Microsoft bitchslaps Oracle over 11g pricing
Says SQL Server 2008 'loves you long time'
Customer Success Testimonial: Recovery is Everything
Microsoft has taken a swipe at Oracle's recent decision to jack up prices on some of its products.
Redmond also took the opportunity to remind customers that it hadn't raised the cost of its Oracle 11g database rival - SQL Server 2008.
All of which will leave Microsoft, which last week suffered some serious money troubles of its own, hoping that such a bold statement won't bite it on the bum at some later date.
"Microsoft has not raised prices on SQL Server 2008 – not on the core database, not on options," wrote someone going by the name of sunnyjc on the firm's Data Platform Insider blog last Friday.
"We are committed to providing an enterprise-class data management and business intelligence platform at the lowest total cost of ownership for our customers.
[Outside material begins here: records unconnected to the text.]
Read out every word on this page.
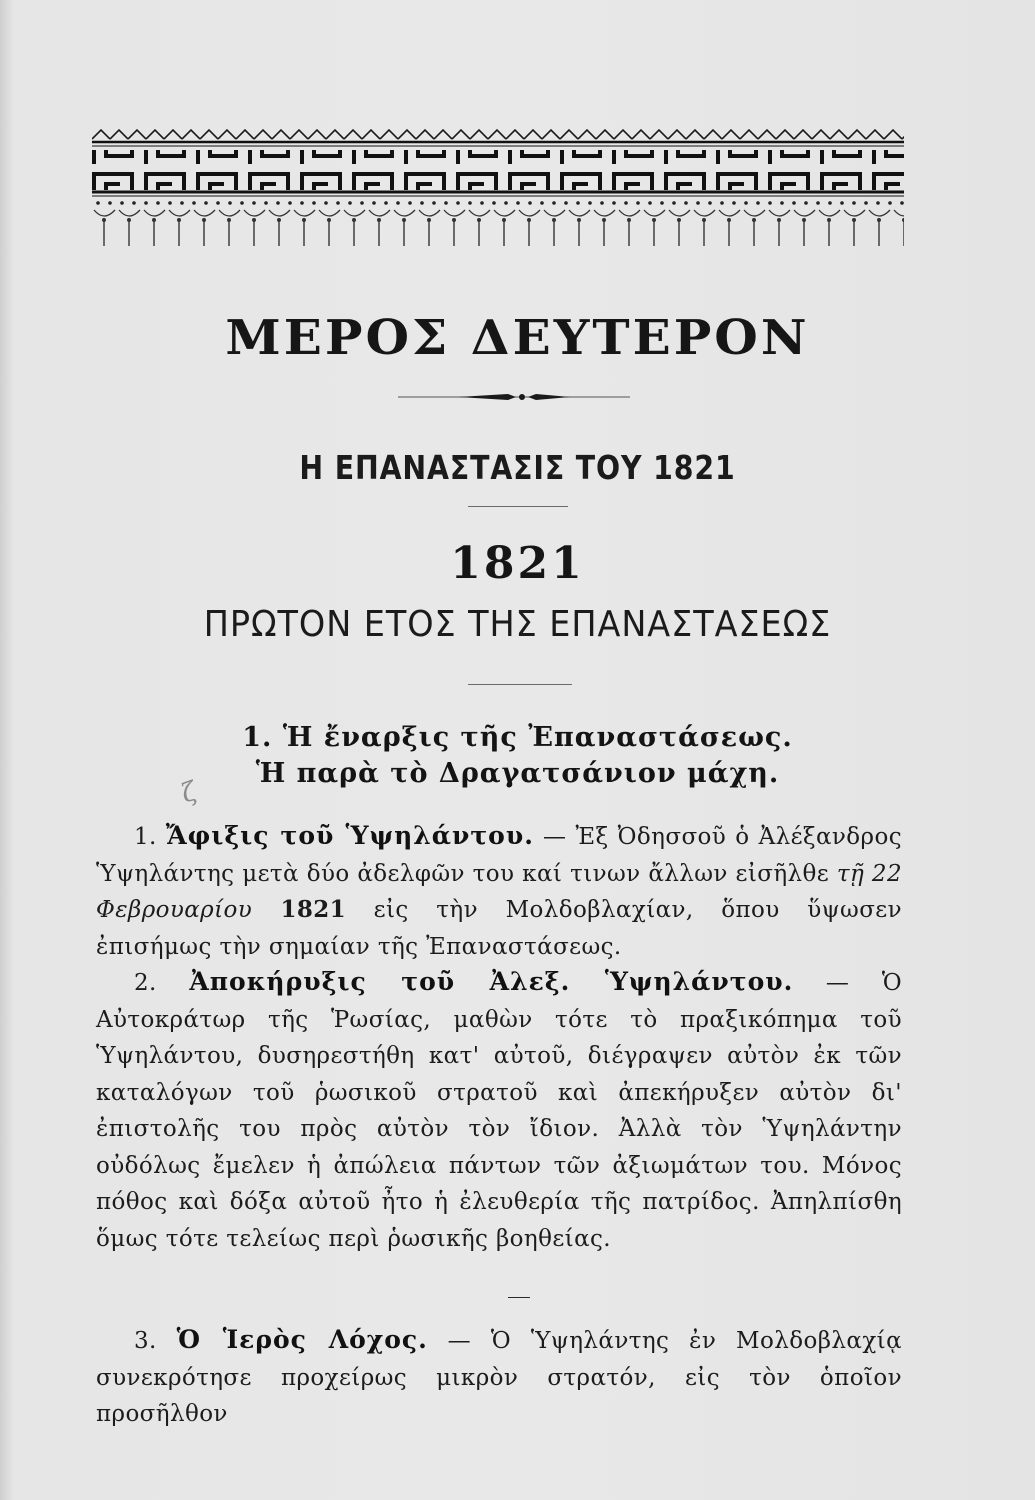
ΜΕΡΟΣ ΔΕΥΤΕΡΟΝ
Η ΕΠΑΝΑΣΤΑΣΙΣ ΤΟΥ 1821
1821
ΠΡΩΤΟΝ ΕΤΟΣ ΤΗΣ ΕΠΑΝΑΣΤΑΣΕΩΣ
1. Ἡ ἔναρξις τῆς Ἐπαναστάσεως.
Ἡ παρὰ τὸ Δραγατσάνιον μάχη.
ζ
1. Ἄφιξις τοῦ Ὑψηλάντου. — Ἐξ Ὀδησσοῦ ὁ Ἀλέξανδρος Ὑψηλάντης μετὰ δύο ἀδελφῶν του καί τινων ἄλλων εἰσῆλθε τῇ 22 Φεβρουαρίου 1821 εἰς τὴν Μολδοβλαχίαν, ὅπου ὕψωσεν ἐπισήμως τὴν σημαίαν τῆς Ἐπαναστάσεως.
2. Ἀποκήρυξις τοῦ Ἀλεξ. Ὑψηλάντου. — Ὁ Αὐτοκράτωρ τῆς Ῥωσίας, μαθὼν τότε τὸ πραξικόπημα τοῦ Ὑψηλάντου, δυσηρεστήθη κατ' αὐτοῦ, διέγραψεν αὐτὸν ἐκ τῶν καταλόγων τοῦ ῥωσικοῦ στρατοῦ καὶ ἀπεκήρυξεν αὐτὸν δι' ἐπιστολῆς του πρὸς αὐτὸν τὸν ἴδιον. Ἀλλὰ τὸν Ὑψηλάντην οὐδόλως ἔμελεν ἡ ἀπώλεια πάντων τῶν ἀξιωμάτων του. Μόνος πόθος καὶ δόξα αὐτοῦ ἦτο ἡ ἐλευθερία τῆς πατρίδος. Ἀπηλπίσθη ὅμως τότε τελείως περὶ ῥωσικῆς βοηθείας.
3. Ὁ Ἱερὸς Λόχος. — Ὁ Ὑψηλάντης ἐν Μολδοβλαχίᾳ συνεκρότησε προχείρως μικρὸν στρατόν, εἰς τὸν ὁποῖον προσῆλθον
SQL Server 2008 Enterprise is available to help you manage your data at around one-third the cost of a similar solution from Oracle," he/she opined.
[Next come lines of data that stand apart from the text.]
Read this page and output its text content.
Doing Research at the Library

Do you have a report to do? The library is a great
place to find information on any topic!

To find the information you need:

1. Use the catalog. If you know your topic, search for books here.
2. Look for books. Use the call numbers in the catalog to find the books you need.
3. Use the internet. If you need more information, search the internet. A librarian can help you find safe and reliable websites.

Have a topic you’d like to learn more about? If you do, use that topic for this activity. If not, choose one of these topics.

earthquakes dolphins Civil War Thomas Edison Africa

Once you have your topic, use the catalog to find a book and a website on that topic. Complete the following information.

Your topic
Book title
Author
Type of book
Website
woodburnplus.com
Oracle's price list was amended on 1 July. Some management options for the vendor's flagship database were hiked 40 per cent.
Meanwhile, Microsoft just last week coughed to its second year-on-year decline in quarterly revenue, more than double the size of the first crash it reported this spring.
Revenue for the whole company fell by 17 per cent to $13bn for the three months ended 30 June, compared to a six per cent drop of $13.65bn reported in April.
Q4 income declined 29 per cent to $3bn, and earnings per share were down 12 cents to $0.34.
However, Redmond's star pupil - the server and tools division, which includes Microsoft's SQL database - actually saw revenue grow 7.8 per cent over the previous year.
Which perhaps explains why the company can, sortof, afford to have a dig at Oracle over pricing. ®
COMMENTS
Correction??
You ought to make it clear that the 8% growth in Server & Tools Divn was over the full year. 4th quarter revenue was down 6%.
Industry Analyst
Am I the only one offended by the term "bitchslapped" in the headline? As far as I'm concerned, the term describes an act of misogyny all too common in the world today. Its use in this context tends to trivialize it and to desensitize readers to what in fact is a serious problem. Irreverence is fine; but stay away from sexism.
Oracle vs. Postgres
Those of you comparing Oracle to Postgres might be interested in EnterpriseDB (http://www.enterprisedb.com/). I've not yet gotten too far into it, but by providing PL-SQL access to a Postgres database engine, (i.e. an Oracle compatability layer) it looks like you can build a database application (relatively speaking) on the cheap, and if and when it scales to where you need the likes of Oracle, you're pretty much there already.
As for M$ SQL-Server, with Sybase's recent price hikes, if the MS version ran on an enterprise-class server OS we'd probably switch in a heartbeat.